Okay, so 2 days into owning one of these. Wind Chime 18350, Eggshell Finish, Polished Alu, Flat Magnetic Switch
I put an Aspire Nautilus Mini with a long drip tip on this. Filled it up with 5 Pawns Gambit 18MG, and I am in Vaping Heaven!!!!!
This device is simply awesome. If you want to buy a truly unique device, which can be used for times of chilling or late in the evening, this is a must. The Build is insanely well done, the device is light. For those who were thinking about this, just do it, I know the price seems high, but the moment you vape it the first time, you'll know your money has been spent very well.
@Oupa Thank you for brining these in, they are simply superb!!

Reactions: Like 1 | Winner 1


----------



## Philip Dunkley (14/1/15)

@Andre Buy it, before they run out!!!


----------



## Andre (14/1/15)

Philip Dunkley said:


> Okay, so 2 days into owning one of these. Wind Chime 18350, Eggshell Finish, Polished Alu, Flat Magnetic Switch
> I put an Aspire Nautilus Mini with a long drip tip on this. Filled it up with 5 Pawns Gambit 18MG, and I am in Vaping Heaven!!!!!
> This device is simply awesome. If you want to buy a truly unique device, which can be used for times of chilling or late in the evening, this is a must. The Build is insanely well done, the device is light. For those who were thinking about this, just do it, I know the price seems high, but the moment you vape it the first time, you'll know your money has been spent very well.
> @Oupa Thank you for brining these in, they are simply superb!!





Philip Dunkley said:


> @Andre Buy it, before they run out!!!



You are worse than @Oupa. Go away too!

Reactions: Funny 1


----------



## Philip Dunkley (14/1/15)

Hahaha

Reactions: Like 1


----------



## Oupa (14/1/15)

Thanks @Philip Dunkley ! Glad you enjoy it!

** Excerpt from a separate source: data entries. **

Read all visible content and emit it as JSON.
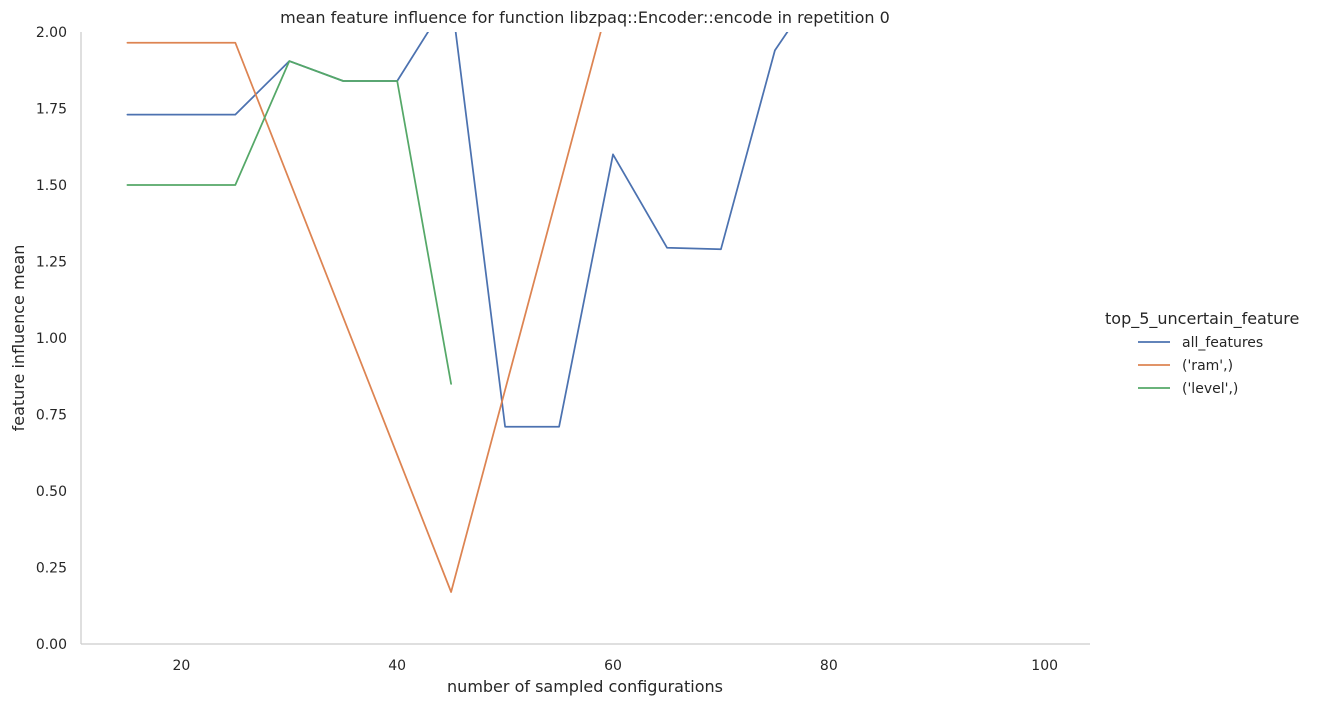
{
  "chart_data": {
    "type": "line",
    "title": "mean feature influence for function libzpaq::Encoder::encode in repetition 0",
    "xlabel": "number of sampled configurations",
    "ylabel": "feature influence mean",
    "xlim": [
      10.7,
      104.2
    ],
    "ylim": [
      0,
      2
    ],
    "x_ticks": [
      20,
      40,
      60,
      80,
      100
    ],
    "y_ticks": [
      "0.00",
      "0.25",
      "0.50",
      "0.75",
      "1.00",
      "1.25",
      "1.50",
      "1.75",
      "2.00"
    ],
    "grid": false,
    "legend_title": "top_5_uncertain_feature",
    "legend_position": "right",
    "series": [
      {
        "name": "all_features",
        "color": "#4c72b0",
        "x": [
          15,
          25,
          30,
          35,
          40,
          45,
          50,
          55,
          60,
          65,
          70,
          75,
          80
        ],
        "y": [
          1.73,
          1.73,
          1.905,
          1.84,
          1.84,
          2.12,
          0.71,
          0.71,
          1.6,
          1.295,
          1.29,
          1.94,
          2.2
        ]
      },
      {
        "name": "('ram',)",
        "color": "#dd8452",
        "x": [
          15,
          25,
          45,
          60
        ],
        "y": [
          1.965,
          1.965,
          0.17,
          2.15
        ]
      },
      {
        "name": "('level',)",
        "color": "#55a868",
        "x": [
          15,
          25,
          30,
          35,
          40,
          45
        ],
        "y": [
          1.5,
          1.5,
          1.905,
          1.84,
          1.84,
          0.85
        ]
      }
    ]
  }
}
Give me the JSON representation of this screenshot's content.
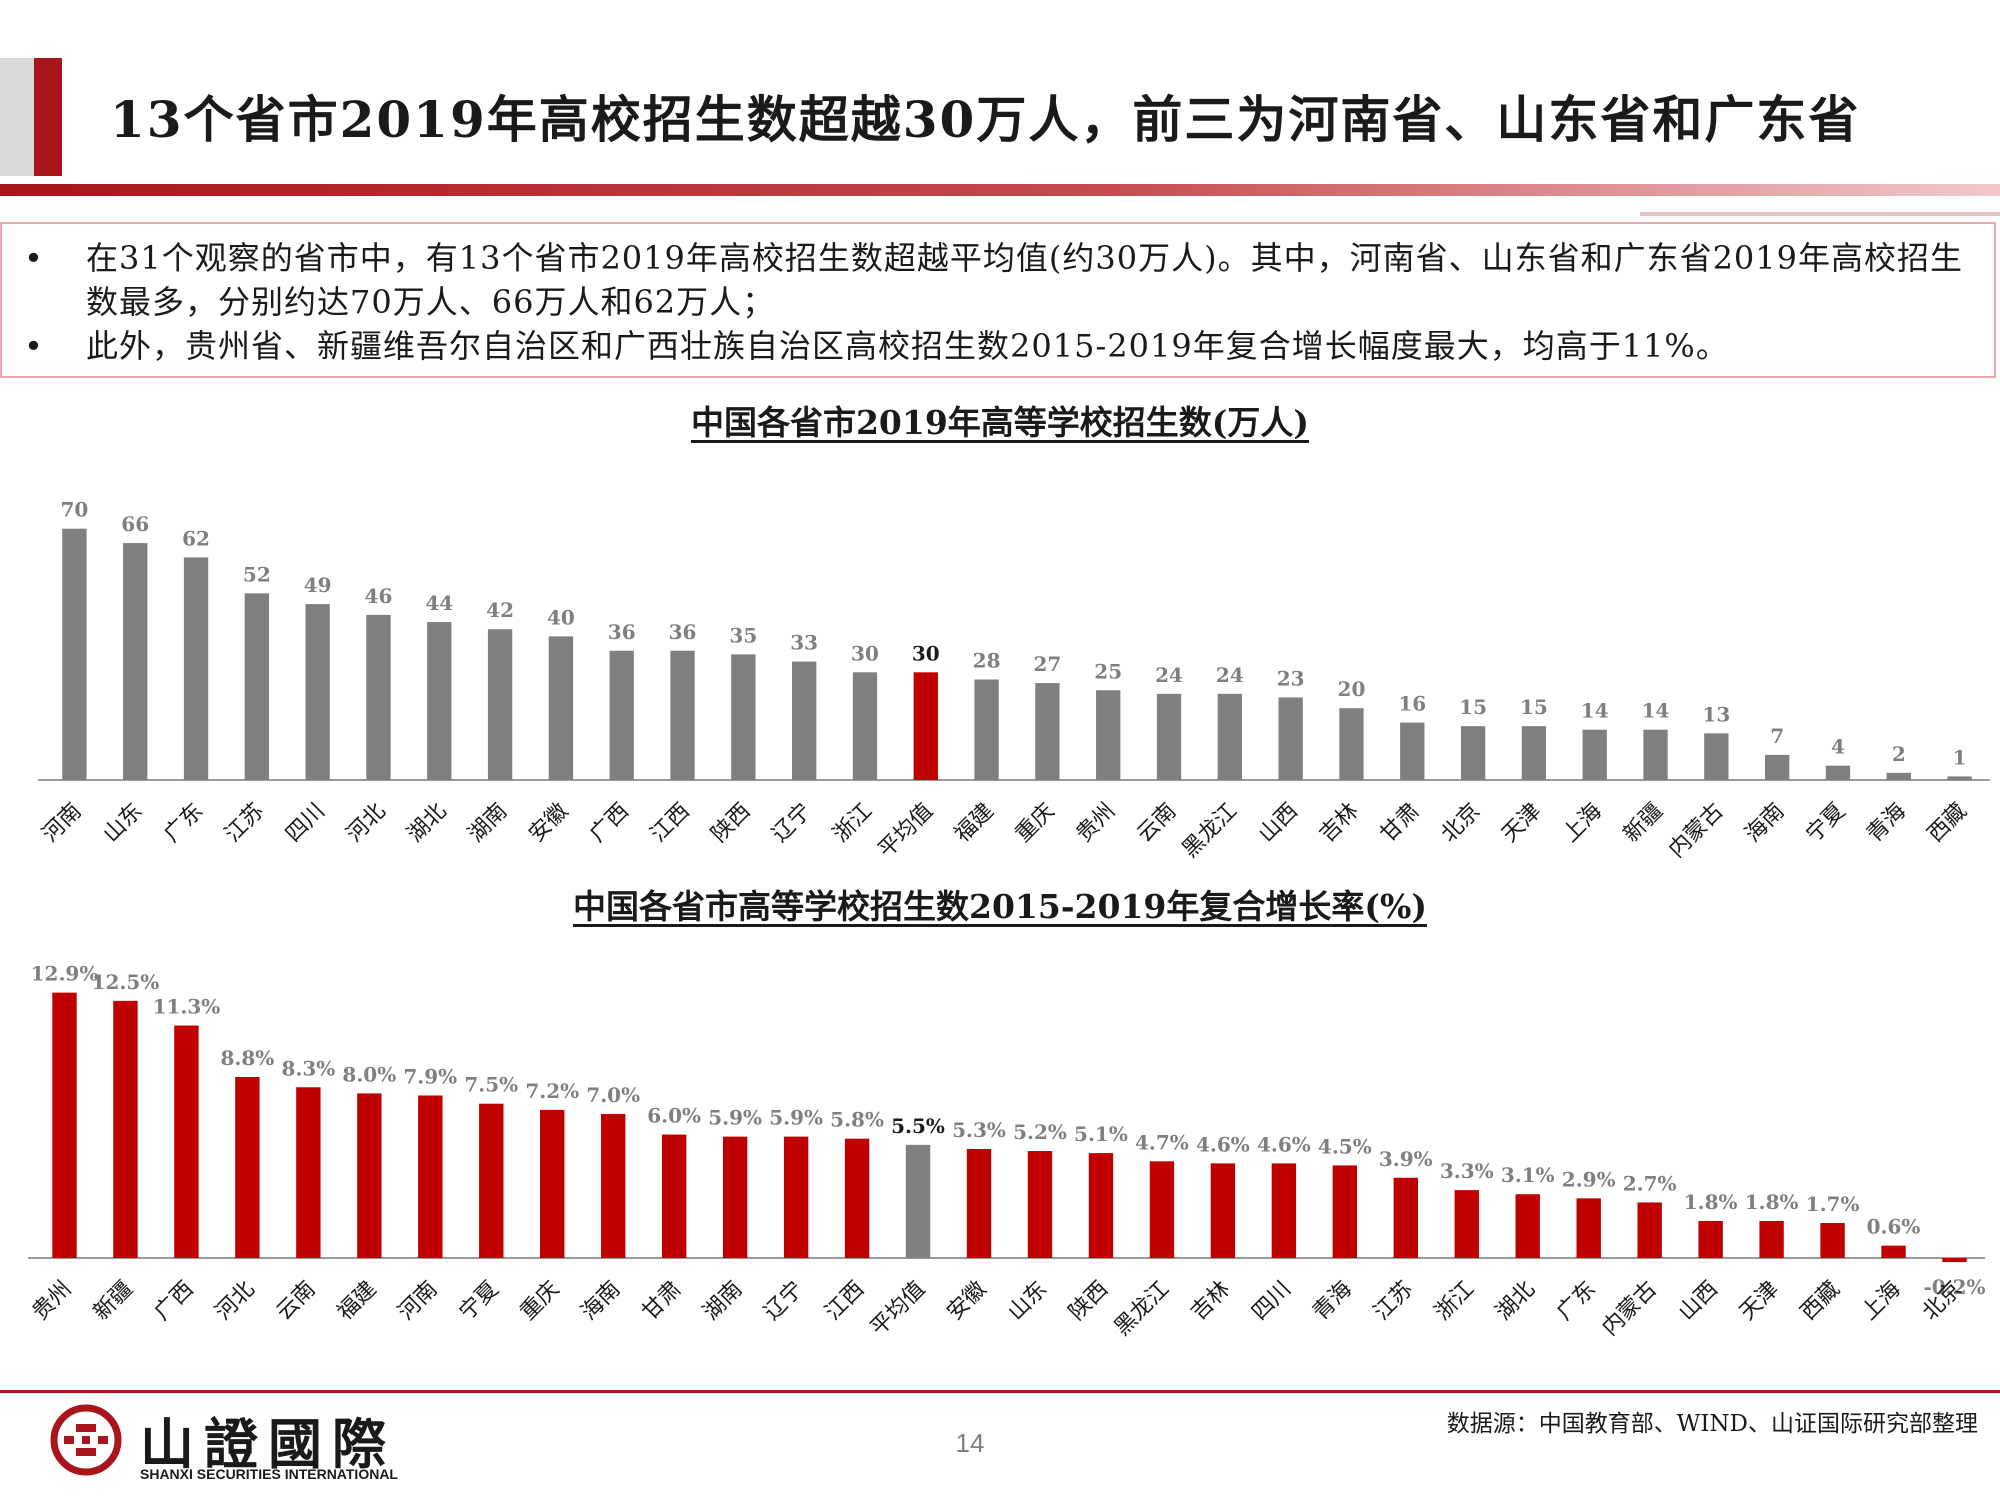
{
  "header": {
    "title": "13个省市2019年高校招生数超越30万人，前三为河南省、山东省和广东省"
  },
  "summary": {
    "bullet_symbol": "•",
    "bullets": [
      "在31个观察的省市中，有13个省市2019年高校招生数超越平均值(约30万人)。其中，河南省、山东省和广东省2019年高校招生数最多，分别约达70万人、66万人和62万人；",
      "此外，贵州省、新疆维吾尔自治区和广西壮族自治区高校招生数2015-2019年复合增长幅度最大，均高于11%。"
    ]
  },
  "colors": {
    "brand_red": "#a8151b",
    "bar_gray": "#7f7f7f",
    "bar_red": "#c00000"
  },
  "chart_data": [
    {
      "type": "bar",
      "title": "中国各省市2019年高等学校招生数(万人)",
      "categories": [
        "河南",
        "山东",
        "广东",
        "江苏",
        "四川",
        "河北",
        "湖北",
        "湖南",
        "安徽",
        "广西",
        "江西",
        "陕西",
        "辽宁",
        "浙江",
        "平均值",
        "福建",
        "重庆",
        "贵州",
        "云南",
        "黑龙江",
        "山西",
        "吉林",
        "甘肃",
        "北京",
        "天津",
        "上海",
        "新疆",
        "内蒙古",
        "海南",
        "宁夏",
        "青海",
        "西藏"
      ],
      "values": [
        70,
        66,
        62,
        52,
        49,
        46,
        44,
        42,
        40,
        36,
        36,
        35,
        33,
        30,
        30,
        28,
        27,
        25,
        24,
        24,
        23,
        20,
        16,
        15,
        15,
        14,
        14,
        13,
        7,
        4,
        2,
        1
      ],
      "labels": [
        "70",
        "66",
        "62",
        "52",
        "49",
        "46",
        "44",
        "42",
        "40",
        "36",
        "36",
        "35",
        "33",
        "30",
        "30",
        "28",
        "27",
        "25",
        "24",
        "24",
        "23",
        "20",
        "16",
        "15",
        "15",
        "14",
        "14",
        "13",
        "7",
        "4",
        "2",
        "1"
      ],
      "highlight_category": "平均值",
      "bar_color": "#7f7f7f",
      "highlight_color": "#c00000",
      "ylim": [
        0,
        78
      ]
    },
    {
      "type": "bar",
      "title": "中国各省市高等学校招生数2015-2019年复合增长率(%)",
      "categories": [
        "贵州",
        "新疆",
        "广西",
        "河北",
        "云南",
        "福建",
        "河南",
        "宁夏",
        "重庆",
        "海南",
        "甘肃",
        "湖南",
        "辽宁",
        "江西",
        "平均值",
        "安徽",
        "山东",
        "陕西",
        "黑龙江",
        "吉林",
        "四川",
        "青海",
        "江苏",
        "浙江",
        "湖北",
        "广东",
        "内蒙古",
        "山西",
        "天津",
        "西藏",
        "上海",
        "北京"
      ],
      "values": [
        12.9,
        12.5,
        11.3,
        8.8,
        8.3,
        8.0,
        7.9,
        7.5,
        7.2,
        7.0,
        6.0,
        5.9,
        5.9,
        5.8,
        5.5,
        5.3,
        5.2,
        5.1,
        4.7,
        4.6,
        4.6,
        4.5,
        3.9,
        3.3,
        3.1,
        2.9,
        2.7,
        1.8,
        1.8,
        1.7,
        0.6,
        -0.2
      ],
      "labels": [
        "12.9%",
        "12.5%",
        "11.3%",
        "8.8%",
        "8.3%",
        "8.0%",
        "7.9%",
        "7.5%",
        "7.2%",
        "7.0%",
        "6.0%",
        "5.9%",
        "5.9%",
        "5.8%",
        "5.5%",
        "5.3%",
        "5.2%",
        "5.1%",
        "4.7%",
        "4.6%",
        "4.6%",
        "4.5%",
        "3.9%",
        "3.3%",
        "3.1%",
        "2.9%",
        "2.7%",
        "1.8%",
        "1.8%",
        "1.7%",
        "0.6%",
        "-0.2%"
      ],
      "highlight_category": "平均值",
      "bar_color": "#c00000",
      "highlight_color": "#7f7f7f",
      "ylim": [
        -0.2,
        14
      ]
    }
  ],
  "footer": {
    "logo_text": "山證國際",
    "logo_en": "SHANXI SECURITIES INTERNATIONAL",
    "page_number": "14",
    "source": "数据源：中国教育部、WIND、山证国际研究部整理"
  }
}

I am also still in awe over the quality and beauty of the build on these pipes and thoroughly enjoying mine every evening. 

Still waiting for someone to put up a formal review with pics


----------



## Philip Dunkley (14/1/15)

I'll do it today

Reactions: Like 1


----------



## Oupa (14/1/15)

Awesome!


----------



## Philip Dunkley (14/1/15)

Be online by this evening.

Reactions: Like 1 | Winner 1


----------